マイピックアップNo. 619

朝倉三連水車は 今もなお!

前回、中村哲さんと『山田堰』のすばらしさをお伝えしました。 
その『山田堰』から筑後川の大量の水が、堀川を通して下流域に農業用水として送られています。 

『山田堰』の取水口から堀川を2kmほど下ると、水車が見えてきます。その水車はなんと3基も並んでいます。そうです、日本最古の大型水車、『朝倉の3連水車』です。さらに、その下流に2連水車が2か所にあります。朝倉の揚水車群として国の史跡にもなっています。 
さらに『山田堰・堀川用水・水車群』として『世界かんがい施設遺産』にも登録されています。  

堀川も、名前の通り、先人たちが荒れ地に水を送ろうと、11㎞にも及ぶ用水路を掘って造ったものです。この工事により、周辺の農地を潤すことができました。 
しかし、川の北側は山の裾野に広がる少し高い荒れ地でした。小さな川や堤から水を取り入れてわずかな田畑を作っていましたが、虫害や干ばつが度々起き、十分な収穫を得ることができませんでした。 
そこで、考えられたのが水車で水を汲み上げることでした。  

高い土地に水を送るには、1基では足りず、さらに2基を並べ、3連水車ができました。それでも不十分で、さらに下流に2基ずつ2か所に、合計7基設置されました。 
この水車群によって、1日に8トンの水を汲み上げ、35haもの農地に送っています。 
『山田堰・堀川用水・水車群』は、荒れ地だった朝倉を穀倉地帯と呼ばれるまでに発展させました。  

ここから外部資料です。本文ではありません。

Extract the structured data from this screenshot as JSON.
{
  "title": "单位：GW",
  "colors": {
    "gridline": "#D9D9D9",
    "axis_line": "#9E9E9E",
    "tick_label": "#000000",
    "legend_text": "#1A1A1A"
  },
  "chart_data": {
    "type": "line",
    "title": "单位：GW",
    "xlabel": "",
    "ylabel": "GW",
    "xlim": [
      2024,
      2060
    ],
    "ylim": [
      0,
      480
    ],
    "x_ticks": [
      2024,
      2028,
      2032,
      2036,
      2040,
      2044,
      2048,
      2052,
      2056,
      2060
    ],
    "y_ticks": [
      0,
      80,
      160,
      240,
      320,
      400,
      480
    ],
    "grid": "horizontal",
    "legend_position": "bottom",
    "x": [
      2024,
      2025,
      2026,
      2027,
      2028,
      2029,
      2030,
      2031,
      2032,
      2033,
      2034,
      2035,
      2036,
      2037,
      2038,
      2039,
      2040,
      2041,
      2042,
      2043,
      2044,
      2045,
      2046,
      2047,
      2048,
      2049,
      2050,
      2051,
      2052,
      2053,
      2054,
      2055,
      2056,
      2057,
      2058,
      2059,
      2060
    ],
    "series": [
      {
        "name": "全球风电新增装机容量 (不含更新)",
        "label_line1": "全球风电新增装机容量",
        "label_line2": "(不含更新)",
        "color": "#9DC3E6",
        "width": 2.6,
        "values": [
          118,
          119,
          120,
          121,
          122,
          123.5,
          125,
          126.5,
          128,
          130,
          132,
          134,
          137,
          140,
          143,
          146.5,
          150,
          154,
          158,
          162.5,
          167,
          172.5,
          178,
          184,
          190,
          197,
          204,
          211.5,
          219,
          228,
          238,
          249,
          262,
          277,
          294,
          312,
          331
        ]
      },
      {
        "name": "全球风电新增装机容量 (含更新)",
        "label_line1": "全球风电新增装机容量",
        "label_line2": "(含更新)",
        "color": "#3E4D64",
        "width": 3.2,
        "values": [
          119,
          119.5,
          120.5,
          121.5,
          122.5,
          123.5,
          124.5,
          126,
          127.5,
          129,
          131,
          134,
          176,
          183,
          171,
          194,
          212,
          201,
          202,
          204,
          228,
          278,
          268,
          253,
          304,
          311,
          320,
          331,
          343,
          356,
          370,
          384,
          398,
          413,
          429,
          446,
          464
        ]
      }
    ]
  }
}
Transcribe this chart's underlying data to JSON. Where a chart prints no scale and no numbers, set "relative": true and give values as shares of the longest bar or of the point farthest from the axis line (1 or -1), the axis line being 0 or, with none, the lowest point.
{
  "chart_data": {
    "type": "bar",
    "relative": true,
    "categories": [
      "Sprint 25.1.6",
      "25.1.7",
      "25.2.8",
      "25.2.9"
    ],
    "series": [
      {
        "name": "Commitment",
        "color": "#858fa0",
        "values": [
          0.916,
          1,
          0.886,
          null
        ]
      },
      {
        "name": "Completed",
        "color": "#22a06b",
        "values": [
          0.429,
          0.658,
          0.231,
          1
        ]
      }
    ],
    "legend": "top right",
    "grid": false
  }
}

水車は、平安時代からあったようですが、江戸時代から稲作のために各地で造られ、明治・大正時代の主要な動力源でもありました。明治時代には6万基もありましたが、蒸気や電気の普及とともに衰退していきます。現在は、全国で300基ほどしか残ってないそうです。 
観光目的で残された水車もありますが、この水車群は、230年の時を経て今もなお田畑に水を送り続ける、現役水車です。 
電気も化石燃料も使わず、もちろん温室効果ガスも出さない完全な再生可能エネルギーといえるでしょう。 
来福の折には、ぜひこの地へ足を運んで下さい。水車の音と緑にきっとあなたも癒されますよ。